The price tumbled to $449.17 per gross ton in August 2008. Then the bottom fell out as the price swooned to $100.50 per gross ton in November. In December, the price rebounded slightly to $185.17 per gross ton. “Prices have continued to rebound slightly,” Heenan says. “So there might be a light at the end of the tunnel. We're just hoping the light doesn't turn out to be a speeding locomotive.”
Paper Tiger
During the economic meltdown, the prices of the three major grades of paper — old corrugated containers (OCC), mixed paper and old newspaper pulp (ONP) — fell to shocking lows. According to Bill Moore, president of Moore & Associates, an Atlanta-based paper-recycling consultancy, OCC prices peaked in the second quarter of 2008 at $130 per ton. During the third quarter, prices inched down a few dollars. Then came the fourth quarter plunge to $65 per ton. By the end of 2009's first quarter, OCC was selling for $36 a ton.
Mixed paper followed suit. From a peak of $89 per ton in the second quarter of 2008, prices declined ever so slightly in the third quarter. By the end of 2008, though, it was going for $48 per ton. Prices bottomed out in the first quarter of 2009 at $15 per ton.
ONP prices moved differently. Unlike the other grades, ONP prices rose in the third quarter of 2008 to $134 per ton. The decline began in the fourth quarter, and the deep plunge occurred in the first quarter of 2009, when prices collapsed to $32 per ton. Moore attributes the different ONP pattern to the troubled newspaper industry.
Each category began what may turn into a sustained recovery in the second quarter of 2009. OCC bumped up to $52 per ton, mixed paper to $29 per ton, and ONP to $57 per ton. “Going forward, we expect a reasonably healthy recovery,” Moore says. “By the end of July, we had seen about five months of steady upward movement in prices.”
Plastic Prices
The markets for polyethylene terephthalate (PET) and high-density polyethylene (HDPE) containers also have taken some hits during the last year. The PET market seems to have suffered the least. “Critical market conditions lasted only about six weeks,” says Mike Schedler, director of technology with the National Association for PET Container Resources (NAPCOR). “Then everything floated back up to historical price levels, about 12 cents per pound, which is where the price is today.”

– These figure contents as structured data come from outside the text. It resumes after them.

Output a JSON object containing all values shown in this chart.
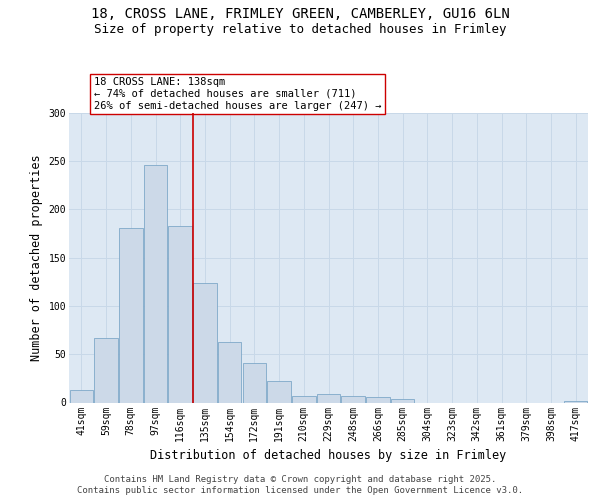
{
  "title_line1": "18, CROSS LANE, FRIMLEY GREEN, CAMBERLEY, GU16 6LN",
  "title_line2": "Size of property relative to detached houses in Frimley",
  "xlabel": "Distribution of detached houses by size in Frimley",
  "ylabel": "Number of detached properties",
  "categories": [
    "41sqm",
    "59sqm",
    "78sqm",
    "97sqm",
    "116sqm",
    "135sqm",
    "154sqm",
    "172sqm",
    "191sqm",
    "210sqm",
    "229sqm",
    "248sqm",
    "266sqm",
    "285sqm",
    "304sqm",
    "323sqm",
    "342sqm",
    "361sqm",
    "379sqm",
    "398sqm",
    "417sqm"
  ],
  "values": [
    13,
    67,
    181,
    246,
    183,
    124,
    63,
    41,
    22,
    7,
    9,
    7,
    6,
    4,
    0,
    0,
    0,
    0,
    0,
    0,
    2
  ],
  "bar_color": "#ccd9e8",
  "bar_edge_color": "#7ea8c9",
  "grid_color": "#c8d8e8",
  "background_color": "#dde8f3",
  "annotation_line_color": "#cc0000",
  "annotation_box_text": "18 CROSS LANE: 138sqm\n← 74% of detached houses are smaller (711)\n26% of semi-detached houses are larger (247) →",
  "annotation_box_color": "#ffffff",
  "annotation_box_edge_color": "#cc0000",
  "ylim": [
    0,
    300
  ],
  "yticks": [
    0,
    50,
    100,
    150,
    200,
    250,
    300
  ],
  "footer_line1": "Contains HM Land Registry data © Crown copyright and database right 2025.",
  "footer_line2": "Contains public sector information licensed under the Open Government Licence v3.0.",
  "title_fontsize": 10,
  "subtitle_fontsize": 9,
  "axis_label_fontsize": 8.5,
  "tick_fontsize": 7,
  "annot_fontsize": 7.5,
  "footer_fontsize": 6.5
}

The HDPE market proved more volatile. HDPE natural plastic prices reached a high of 48 cents per pound last fall and collapsed to 12 cents per pound on the East Coast and 14 cents per pound on the West Coast at the end of 2008, according to Tamsin Ettefagh, vice president with Envision Plastics, a Reidsville, N.C.-based HDPE reprocessor.
Mixed color HDPE, which generally keeps to lower price points than the natural material, rose to a high of 37 cents per pound in the fall and dropped to 9 cents per pound in December. “By July, the average prices had rebounded to 24 cents per pound for natural and 13 cents for mixed color,” Ettefagh says. “The East and West Coast prices were virtually even.”
Ettefagh points out that low prices make it difficult for recycled HDPE to compete with virgin HDPE. During the collapse, virgin prices had fallen into the low 50-cent range. So a processor would pay 24 cents per pound for recycled HDPE, spend another 25 cents per pound to process the material into resin and pay several cents a pound in shipping costs. Add it all up, and suddenly 50-cent per pound virgin material costs less.
Going forward, a consensus sees a reasonably healthy recovery in commodity prices. “As of July, we had seen about four to five months of steady upward movement in prices,” Moore says. “We expect that to continue. It will take a while to get back up to the lofty prices of 2008. When we get there, the market will begin looking for a reason to correct. That's how cyclical markets like ours function.”
Michael Fickes is a Westminster, Md.-based contributing writer.